Coffee Talks: Comforting Words for the Sibling Who Stays Behind

September 8, 2016

to the sibling that stayed behind

A new phase began in our lives: our first child went off to school. But my concern was less for the one that went and more for the sibling that stayed behind. I’m a mostly rational adult that knows how to deal with uncomfortable feelings, and my emotional state was a mixed bag of sadness, uncertainty, and excitement. So what about our son, the younger brother and the sibling that stayed behind? I could only imagine his confusion.

We’ve been fortunate to live abroad for the last 5 years. Both kids were born in the Dominican Republic which, among other things, has given us major flexibility when it comes to child care. Our nanny has been with us since the day our daughter was born. When it came time to decide on her daycare, we weren’t under the same pressure as most parent friends in the States. It wasn’t a necessity, at the time, to send our daughter to school. Instead, we were confident in our decision to keep her home with her younger brother. They’d be in school for the rest of their lives and now was the only time they’d get to spend together like this. For the last 3 years, they have been each others’ best friend. They have done it all together and never been apart.

So, when we walked our almost 5-year-old through her pre-k door, my concern was as much for our son, as it was for our daughter.

Coffee Talks

To Our Boy, the Sibling that Stayed Behind,

Your sister went off to school today. Life as you know it has completely devoured itself. And I’m sorry for that. I know you cannot understand right now why she has to leave you everyday or why you have to stay behind but you will get through this.

For as long as you’ve been alive, the only world you’ve known was the one where she was with you. You were born with an instant best friend. Today you watched out the window as friends played outside and insisted that you wanted to stay inside. I didn’t understand it until you mentioned your sister’s name, until I realized that, just as this is a first for her, it is a first for you. You’ve never had to walk into anything alone so this will not be easy… but it will be fine because you don’t have to be together to be a part of each other.

siblings and best friendsRemember when she started ballet and you stayed home with your dad? The excitement of being together when she came home was unmistakeable. Only an hour passed and yet, to you, it seemed like infinite light years. Now, hours will pass at home without her and you’ll have to learn to get along on your own. I’m sure that makes you sad; it makes me sad too. Your sister going to school means we are moving into a new phase and new phases aren’t always easy to accept. Change is tough. But sadness is ok. Sadness isn’t bad. It means you miss something that meant something to you and that’s beautiful.

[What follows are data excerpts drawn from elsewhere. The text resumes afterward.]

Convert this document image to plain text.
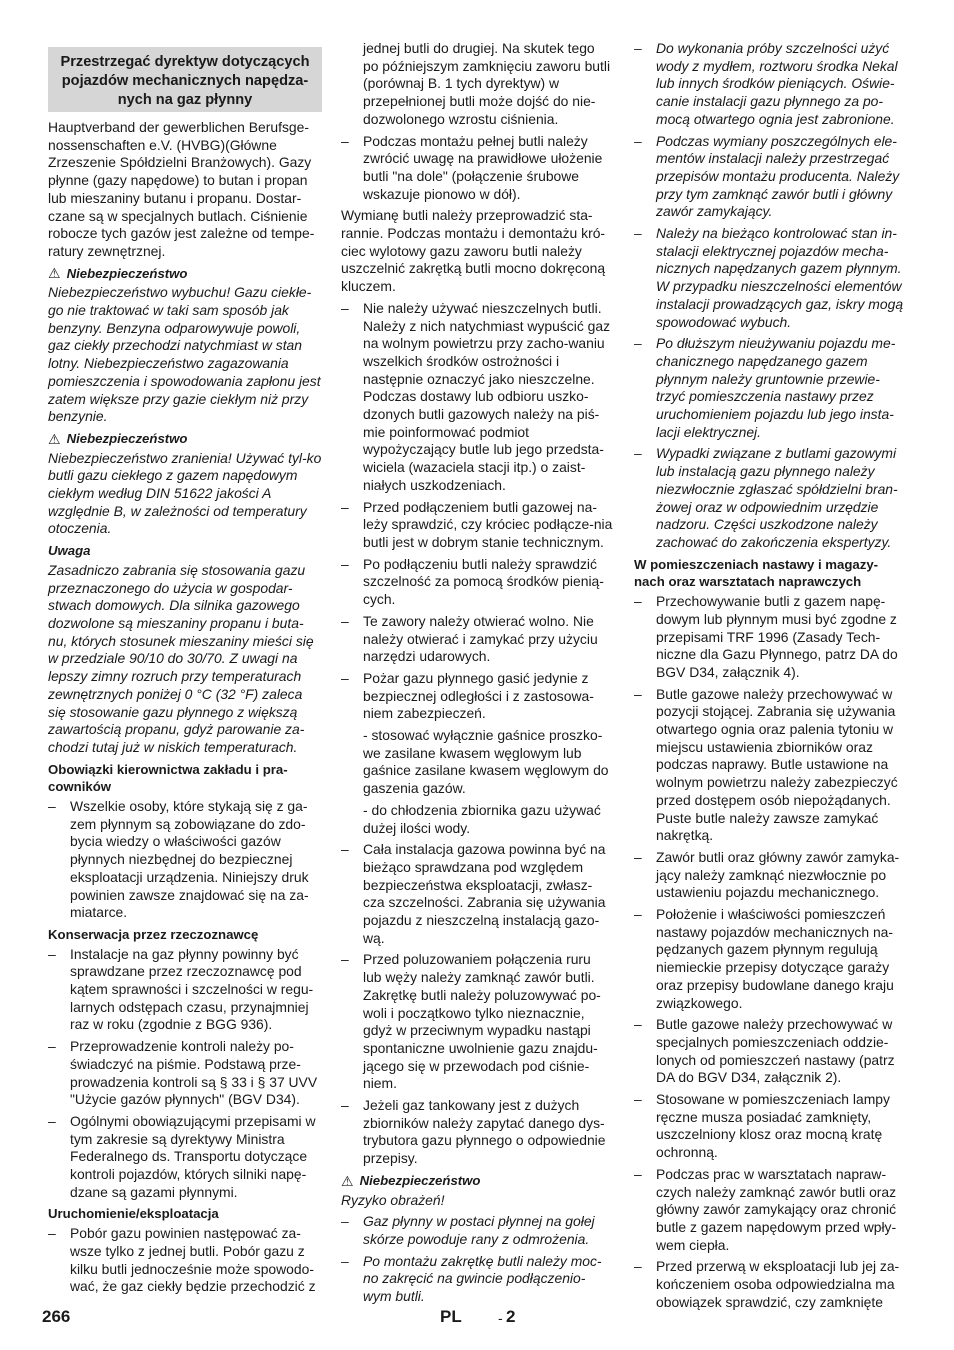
Przestrzegać dyrektyw dotyczących pojazdów mechanicznych napędza-nych na gaz płynny

Hauptverband der gewerblichen Berufsge-nossenschaften e.V. (HVBG)(Główne Zrzeszenie Spółdzielni Branżowych). Gazy płynne (gazy napędowe) to butan i propan lub mieszaniny butanu i propanu. Dostar-czane są w specjalnych butlach. Ciśnienie robocze tych gazów jest zależne od tempe-ratury zewnętrznej.

⚠ Niebezpieczeństwo

Niebezpieczeństwo wybuchu! Gazu ciekłe-go nie traktować w taki sam sposób jak benzyny. Benzyna odparowywuje powoli, gaz ciekły przechodzi natychmiast w stan lotny. Niebezpieczeństwo zagazowania pomieszczenia i spowodowania zapłonu jest zatem większe przy gazie ciekłym niż przy benzynie.

⚠ Niebezpieczeństwo

Niebezpieczeństwo zranienia! Używać tyl-ko butli gazu ciekłego z gazem napędowym ciekłym według DIN 51622 jakości A względnie B, w zależności od temperatury otoczenia.

Uwaga

Zasadniczo zabrania się stosowania gazu przeznaczonego do użycia w gospodar-stwach domowych. Dla silnika gazowego dozwolone są mieszaniny propanu i buta-nu, których stosunek mieszaniny mieści się w przedziale 90/10 do 30/70. Z uwagi na lepszy zimny rozruch przy temperaturach zewnętrznych poniżej 0 °C (32 °F) zaleca się stosowanie gazu płynnego z większą zawartością propanu, gdyż parowanie za-chodzi tutaj już w niskich temperaturach.

Obowiązki kierownictwa zakładu i pra-cowników
– Wszelkie osoby, które stykają się z ga-zem płynnym są zobowiązane do zdo-bycia wiedzy o właściwości gazów płynnych niezbędnej do bezpiecznej eksploatacji urządzenia. Niniejszy druk powinien zawsze znajdować się na za-miatarce.
Konserwacja przez rzeczoznawcę
– Instalacje na gaz płynny powinny być sprawdzane przez rzeczoznawcę pod kątem sprawności i szczelności w regu-larnych odstępach czasu, przynajmniej raz w roku (zgodnie z BGG 936).
– Przeprowadzenie kontroli należy po-świadczyć na piśmie. Podstawą prze-prowadzenia kontroli są § 33 i § 37 UVV "Użycie gazów płynnych" (BGV D34).
– Ogólnymi obowiązującymi przepisami w tym zakresie są dyrektywy Ministra Federalnego ds. Transportu dotyczące kontroli pojazdów, których silniki napę-dzane są gazami płynnymi.
Uruchomienie/eksploatacja
– Pobór gazu powinien następować za-wsze tylko z jednej butli. Pobór gazu z kilku butli jednocześnie może spowodo-wać, że gaz ciekły będzie przechodzić z
jednej butli do drugiej. Na skutek tego po późniejszym zamknięciu zaworu butli (porównaj B. 1 tych dyrektyw) w przepełnionej butli może dojść do nie-dozwolonego wzrostu ciśnienia.
– Podczas montażu pełnej butli należy zwrócić uwagę na prawidłowe ułożenie butli "na dole" (połączenie śrubowe wskazuje pionowo w dół).

Wymianę butli należy przeprowadzić sta-rannie. Podczas montażu i demontażu kró-ciec wylotowy gazu zaworu butli należy uszczelnić zakrętką butli mocno dokręconą kluczem.

– Nie należy używać nieszczelnych butli. Należy z nich natychmiast wypuścić gaz na wolnym powietrzu przy zacho-waniu wszelkich środków ostrożności i następnie oznaczyć jako nieszczelne. Podczas dostawy lub odbioru uszko-dzonych butli gazowych należy na piś-mie poinformować podmiot wypożyczający butle lub jego przedsta-wiciela (wazaciela stacji itp.) o zaist-niałych uszkodzeniach.
– Przed podłączeniem butli gazowej na-leży sprawdzić, czy króciec podłącze-nia butli jest w dobrym stanie technicznym.
– Po podłączeniu butli należy sprawdzić szczelność za pomocą środków pienią-cych.
– Te zawory należy otwierać wolno. Nie należy otwierać i zamykać przy użyciu narzędzi udarowych.
– Pożar gazu płynnego gasić jedynie z bezpiecznej odległości i z zastosowa-niem zabezpieczeń.
- stosować wyłącznie gaśnice proszko-we zasilane kwasem węglowym lub gaśnice zasilane kwasem węglowym do gaszenia gazów.
- do chłodzenia zbiornika gazu używać dużej ilości wody.
– Cała instalacja gazowa powinna być na bieżąco sprawdzana pod względem bezpieczeństwa eksploatacji, zwłasz-cza szczelności. Zabrania się używania pojazdu z nieszczelną instalacją gazo-wą.
– Przed poluzowaniem połączenia ruru lub węży należy zamknąć zawór butli. Zakrętkę butli należy poluzowywać po-woli i początkowo tylko nieznacznie, gdyż w przeciwnym wypadku nastąpi spontaniczne uwolnienie gazu znajdu-jącego się w przewodach pod ciśnie-niem.
– Jeżeli gaz tankowany jest z dużych zbiorników należy zapytać danego dys-trybutora gazu płynnego o odpowiednie przepisy.
⚠ Niebezpieczeństwo

Ryzyko obrażeń!

– Gaz płynny w postaci płynnej na gołej skórze powoduje rany z odmrożenia.
– Po montażu zakrętkę butli należy moc-no zakręcić na gwincie podłączenio-wym butli.
– Do wykonania próby szczelności użyć wody z mydłem, roztworu środka Nekal lub innych środków pieniących. Oświe-canie instalacji gazu płynnego za po-mocą otwartego ognia jest zabronione.
– Podczas wymiany poszczególnych ele-mentów instalacji należy przestrzegać przepisów montażu producenta. Należy przy tym zamknąć zawór butli i główny zawór zamykający.
– Należy na bieżąco kontrolować stan in-stalacji elektrycznej pojazdów mecha-nicznych napędzanych gazem płynnym. W przypadku nieszczelności elementów instalacji prowadzących gaz, iskry mogą spowodować wybuch.
– Po dłuższym nieużywaniu pojazdu me-chanicznego napędzanego gazem płynnym należy gruntownie przewie-trzyć pomieszczenia nastawy przez uruchomieniem pojazdu lub jego insta-lacji elektrycznej.
– Wypadki związane z butlami gazowymi lub instalacją gazu płynnego należy niezwłocznie zgłaszać spółdzielni bran-żowej oraz w odpowiednim urzędzie nadzoru. Części uszkodzone należy zachować do zakończenia ekspertyzy.
W pomieszczeniach nastawy i magazy-nach oraz warsztatach naprawczych
– Przechowywanie butli z gazem napę-dowym lub płynnym musi być zgodne z przepisami TRF 1996 (Zasady Tech-niczne dla Gazu Płynnego, patrz DA do BGV D34, załącznik 4).
– Butle gazowe należy przechowywać w pozycji stojącej. Zabrania się używania otwartego ognia oraz palenia tytoniu w miejscu ustawienia zbiorników oraz podczas naprawy. Butle ustawione na wolnym powietrzu należy zabezpieczyć przed dostępem osób niepożądanych. Puste butle należy zawsze zamykać nakrętką.
– Zawór butli oraz główny zawór zamyka-jący należy zamknąć niezwłocznie po ustawieniu pojazdu mechanicznego.
– Położenie i właściwości pomieszczeń nastawy pojazdów mechanicznych na-pędzanych gazem płynnym regulują niemieckie przepisy dotyczące garaży oraz przepisy budowlane danego kraju związkowego.
– Butle gazowe należy przechowywać w specjalnych pomieszczeniach oddzie-lonych od pomieszczeń nastawy (patrz DA do BGV D34, załącznik 2).
– Stosowane w pomieszczeniach lampy ręczne musza posiadać zamknięty, uszczelniony klosz oraz mocną kratę ochronną.
– Podczas prac w warsztatach napraw-czych należy zamknąć zawór butli oraz główny zawór zamykający oraz chronić butle z gazem napędowym przed wpły-wem ciepła.
– Przed przerwą w eksploatacji lub jej za-kończeniem osoba odpowiedzialna ma obowiązek sprawdzić, czy zamknięte
266	PL	- 2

Your sister is starting a part of her life that doesn’t include you, or me, or your dad. Unlike years before, she is journeying on her own, finding her way without us. I know this feels like a loss, like she’s leaving us behind but she isn’t. She is still on the same journey, she’s just on a different path. And one day, you’ll start down your own path too. Just like I did, just like your dad did. But we are always on the same adventure.

Family Journey

You will miss her at home. Who will you bite and annoy? And who will take what you’re playing with at the exact moment you decide to play with it? But take comfort in the fact that just because she is the one leaving doesn’t mean she won’t miss you too. Your sister was only 18 months old when you came into her life. She knew how to love you before she knew how to talk; one of her proudest moments was learning to say your name. She, too, barely knows a world that you aren’t a part of. You two are always connected.

And she will need you. She may be at the beginning of a new and marvelous road that doesn’t walk in tune with yours, but she will be scared and unsure and will need her brother. At times, she will need you more than she will need us and she will count on your silly nature to remind her that the world is a funny place.

Before we left her at school today, I wanted to smother her with hugs an drown her in kisses but I didn’t want my anxiety to make her nervous so I took a step back as you took a giant one forward and gave her the unfiltered, nervous-free hug that I couldn’t. You, my sweet child, are the reason that she can take this giant leap forward – because she knows you’ll be waiting for her when she arrives home no matter where her journey takes her.